Ou celui qui n'aime pas ce qui fâche...
Le blues du Mali pète la forme en ce début d'année. D'abord, parce qu'on annonce le retour du sage Ali Farka Touré pour très bientôt. Nous vous en reparlerons sans doute. Ensuite, parce que Lobi Traoré, qui reste l'un de ses proches amis en musique comme dans la vie, signe un nouvel album intitulé "Duga" (Cobalt/Mélodie).
Enregistré dans le fameux studio bamakois Bogolan, il irradie de nostalgie sahélienne, tout en s'immisçant dans la sainte philosophie du bonheur retrouvé. Pas de mots qui fâchent, juste un besoin vital de chanter "le bon", comme il dit. Des notes qui tirent leur force du terroir bambara, aidées en cela par l'énergie que dégagent les sons mêlés du patrimoine et de l'urbain. Autrement dit, un cocktail de "cool trad" et d'électrique sensation qui prétend résumer une fois encore l'essence même du blues sur ces terres, d'où il était parti il y a plus d'un siècle pour les terres lointaines de l'Amérique noire. Avec Vincent Bucher et son harmonica pour corser le tout.
Né avec les indépendances africaines (61) à côté de Ségou sur le fleuve Niger, Lobi, tête ronde et sourire aux lèvres, est entré en musique à l'âge de 16 ans, en reprenant dans une formation folklorique le répertoire bambara au chant. Et malgré les réticences de son père pour qui la musique n'est pas un métier : "Jouer de la musique pour lui, c'était vouloir faire le griot, or ce n'était pas une tradition familiale". Fasciné par la guitare de son instituteur, il lui faudra attendre sa venue à Bamako, avant d'aligner ses premières notes heureuses dans l'orchestre de Lassana Kouyaté, qui lui vend sa première guitare à coups de retenues mensuelles sur le salaire. Il semble qu'elle lui tenait tellement à coeur, qu'il dormait avec. Un passage ensuite dans le Djata Band, l'orchestre de Zani Diabaté, lui fait prendre le chemin caillouteux de la carrière solo. De mariage en bar, il ira. Et son talent finira par avoir raison du public au début des années 90. Tout comme il a fini par séduire le public de La Flèche d'Or à Paris. A coups de guitare, calebasse, harmonica et djembé. Entretien :
RFI Musique : S'il vous fallait résumer ce nouvel opus en quelques mots, que diriez-vous?
Lobi Traore : Cet album est un véritable cadeau du ciel et j'en suis fier. Avant même de sortir de studio, les gens à Bamako avaient l'air d'apprécier. Le public proche semblait déjà convaincu par ce répertoire... rien qu'en écoutant la maquette. Toutes mes productions, depuis ma première cassette jusqu'à cet album, m'ont demandé des efforts particuliers. Mais j'ai vraiment l'impression d'avoir travaillé encore plus que d'habitude sur celle-ci.

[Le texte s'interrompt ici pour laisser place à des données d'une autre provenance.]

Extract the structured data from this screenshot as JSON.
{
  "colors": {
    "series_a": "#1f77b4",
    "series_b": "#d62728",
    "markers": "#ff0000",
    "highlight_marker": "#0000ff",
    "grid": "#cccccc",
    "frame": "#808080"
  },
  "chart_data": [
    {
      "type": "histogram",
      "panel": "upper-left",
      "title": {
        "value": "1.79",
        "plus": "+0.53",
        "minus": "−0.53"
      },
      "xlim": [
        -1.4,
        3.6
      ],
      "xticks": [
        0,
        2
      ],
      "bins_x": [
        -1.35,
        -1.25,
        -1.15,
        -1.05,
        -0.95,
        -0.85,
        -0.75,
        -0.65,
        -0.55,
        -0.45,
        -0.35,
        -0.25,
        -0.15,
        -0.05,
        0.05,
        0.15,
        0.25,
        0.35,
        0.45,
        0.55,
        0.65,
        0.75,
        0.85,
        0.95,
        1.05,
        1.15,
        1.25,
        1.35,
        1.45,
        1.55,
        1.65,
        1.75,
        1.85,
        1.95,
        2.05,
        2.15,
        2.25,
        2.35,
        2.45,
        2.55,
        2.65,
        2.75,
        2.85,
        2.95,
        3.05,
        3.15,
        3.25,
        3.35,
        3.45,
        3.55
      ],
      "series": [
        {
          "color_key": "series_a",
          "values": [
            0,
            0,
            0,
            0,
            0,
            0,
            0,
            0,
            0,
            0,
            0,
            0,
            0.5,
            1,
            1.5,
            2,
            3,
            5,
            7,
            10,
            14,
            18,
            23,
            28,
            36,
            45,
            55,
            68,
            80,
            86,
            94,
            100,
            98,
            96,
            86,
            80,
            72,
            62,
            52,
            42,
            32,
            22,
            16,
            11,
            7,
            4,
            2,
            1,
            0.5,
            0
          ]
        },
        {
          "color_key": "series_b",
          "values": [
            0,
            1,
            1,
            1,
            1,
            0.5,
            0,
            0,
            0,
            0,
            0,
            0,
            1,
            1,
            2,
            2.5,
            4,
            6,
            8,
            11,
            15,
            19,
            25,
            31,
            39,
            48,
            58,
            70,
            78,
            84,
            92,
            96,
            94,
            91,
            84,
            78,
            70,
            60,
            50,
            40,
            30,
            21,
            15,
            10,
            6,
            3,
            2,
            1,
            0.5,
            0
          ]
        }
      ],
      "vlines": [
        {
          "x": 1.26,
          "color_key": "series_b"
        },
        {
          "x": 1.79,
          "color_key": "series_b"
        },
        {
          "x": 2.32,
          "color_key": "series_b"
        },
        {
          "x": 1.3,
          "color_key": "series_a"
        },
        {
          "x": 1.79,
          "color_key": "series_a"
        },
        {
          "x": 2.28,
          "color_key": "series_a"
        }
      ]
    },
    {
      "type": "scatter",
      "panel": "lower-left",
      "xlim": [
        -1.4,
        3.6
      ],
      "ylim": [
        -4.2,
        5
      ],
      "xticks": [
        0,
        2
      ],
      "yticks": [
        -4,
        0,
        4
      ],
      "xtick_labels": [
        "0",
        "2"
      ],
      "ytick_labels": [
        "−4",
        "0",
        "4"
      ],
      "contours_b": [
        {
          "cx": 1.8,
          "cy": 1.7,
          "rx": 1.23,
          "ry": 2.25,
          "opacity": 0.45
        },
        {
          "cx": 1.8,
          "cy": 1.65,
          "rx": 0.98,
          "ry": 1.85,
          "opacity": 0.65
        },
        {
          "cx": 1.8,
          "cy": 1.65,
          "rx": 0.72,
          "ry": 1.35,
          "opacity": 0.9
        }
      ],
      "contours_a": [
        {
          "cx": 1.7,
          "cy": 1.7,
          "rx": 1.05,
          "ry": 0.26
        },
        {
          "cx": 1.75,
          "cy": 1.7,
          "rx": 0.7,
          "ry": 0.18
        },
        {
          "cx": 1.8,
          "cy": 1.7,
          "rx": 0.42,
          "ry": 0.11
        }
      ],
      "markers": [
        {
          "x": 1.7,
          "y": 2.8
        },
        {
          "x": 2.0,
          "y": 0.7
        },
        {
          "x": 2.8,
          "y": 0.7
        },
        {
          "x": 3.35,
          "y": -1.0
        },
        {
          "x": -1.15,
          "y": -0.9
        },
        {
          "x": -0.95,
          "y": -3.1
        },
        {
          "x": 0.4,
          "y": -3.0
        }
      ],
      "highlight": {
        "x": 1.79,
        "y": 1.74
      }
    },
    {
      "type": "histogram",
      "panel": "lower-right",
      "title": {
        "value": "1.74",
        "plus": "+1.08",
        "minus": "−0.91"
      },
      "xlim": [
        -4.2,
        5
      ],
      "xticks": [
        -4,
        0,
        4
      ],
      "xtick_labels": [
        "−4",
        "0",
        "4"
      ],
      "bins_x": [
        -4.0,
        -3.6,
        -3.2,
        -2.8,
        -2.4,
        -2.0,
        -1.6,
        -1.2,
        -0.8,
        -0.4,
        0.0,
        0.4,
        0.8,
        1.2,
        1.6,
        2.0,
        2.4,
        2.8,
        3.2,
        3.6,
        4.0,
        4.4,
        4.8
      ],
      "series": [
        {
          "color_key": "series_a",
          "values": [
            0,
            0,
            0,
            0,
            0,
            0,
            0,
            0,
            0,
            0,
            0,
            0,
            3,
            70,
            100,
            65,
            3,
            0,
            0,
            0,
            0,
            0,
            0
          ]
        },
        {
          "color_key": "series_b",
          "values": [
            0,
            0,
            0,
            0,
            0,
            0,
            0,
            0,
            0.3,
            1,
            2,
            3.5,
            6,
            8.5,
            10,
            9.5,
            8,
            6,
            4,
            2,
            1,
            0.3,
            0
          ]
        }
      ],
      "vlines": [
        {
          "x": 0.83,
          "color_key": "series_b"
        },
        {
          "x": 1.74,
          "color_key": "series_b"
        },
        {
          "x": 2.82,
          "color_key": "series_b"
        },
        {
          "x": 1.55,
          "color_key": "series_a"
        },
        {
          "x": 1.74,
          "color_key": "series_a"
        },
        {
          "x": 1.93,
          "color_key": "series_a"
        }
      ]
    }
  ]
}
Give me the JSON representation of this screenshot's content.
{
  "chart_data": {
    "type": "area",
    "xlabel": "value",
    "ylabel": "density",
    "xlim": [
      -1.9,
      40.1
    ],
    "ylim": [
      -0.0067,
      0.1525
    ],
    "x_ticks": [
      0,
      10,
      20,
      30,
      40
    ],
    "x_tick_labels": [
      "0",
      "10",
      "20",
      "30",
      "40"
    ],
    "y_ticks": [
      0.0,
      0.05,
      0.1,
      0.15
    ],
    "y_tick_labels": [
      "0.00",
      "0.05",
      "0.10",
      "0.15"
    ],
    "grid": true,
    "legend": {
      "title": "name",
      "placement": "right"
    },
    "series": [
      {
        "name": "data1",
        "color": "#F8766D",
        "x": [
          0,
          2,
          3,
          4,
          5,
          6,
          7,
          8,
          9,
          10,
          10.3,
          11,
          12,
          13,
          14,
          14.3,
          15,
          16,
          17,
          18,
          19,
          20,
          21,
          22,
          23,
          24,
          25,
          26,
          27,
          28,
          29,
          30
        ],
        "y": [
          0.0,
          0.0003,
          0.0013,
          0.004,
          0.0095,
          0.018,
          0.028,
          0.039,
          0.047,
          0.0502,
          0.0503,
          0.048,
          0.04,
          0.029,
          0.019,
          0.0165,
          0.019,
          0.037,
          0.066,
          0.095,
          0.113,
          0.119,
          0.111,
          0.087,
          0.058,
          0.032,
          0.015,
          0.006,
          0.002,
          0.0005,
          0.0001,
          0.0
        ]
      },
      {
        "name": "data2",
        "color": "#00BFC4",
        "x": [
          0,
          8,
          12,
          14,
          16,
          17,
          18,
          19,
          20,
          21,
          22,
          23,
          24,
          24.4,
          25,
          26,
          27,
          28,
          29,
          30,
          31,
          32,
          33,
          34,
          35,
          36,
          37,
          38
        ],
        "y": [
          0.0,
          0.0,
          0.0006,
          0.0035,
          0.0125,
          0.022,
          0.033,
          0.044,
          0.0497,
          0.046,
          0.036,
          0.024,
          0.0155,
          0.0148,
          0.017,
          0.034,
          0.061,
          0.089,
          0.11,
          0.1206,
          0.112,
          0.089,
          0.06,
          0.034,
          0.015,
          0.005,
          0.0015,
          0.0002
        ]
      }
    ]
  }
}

Comment ce sentiment se traduit-il musicalement ?
Sur mes précédents albums, j'ai essentiellement utilisé des guitares avec des percussions. Sur celui-ci, j'ai introduit deux nouveaux éléments. Il y a d'abord le n'goni, un instrument à corde traditionnel, qui est à ranger au même niveau que la kora question prestige. Un instrument que mon grand-père jouait mais que je n'ai jamais cherché à utiliser dans ma musique. Il y a ensuite l'harmonica de Vincent Bucher. Ces deux instruments apportent une nouvelle couleur à mes compositions.
Comment avez-vous justement rencontré cet harmoniciste français ? On sait qu'il n'en est pas à sa première expérience sur le label qui vous produit...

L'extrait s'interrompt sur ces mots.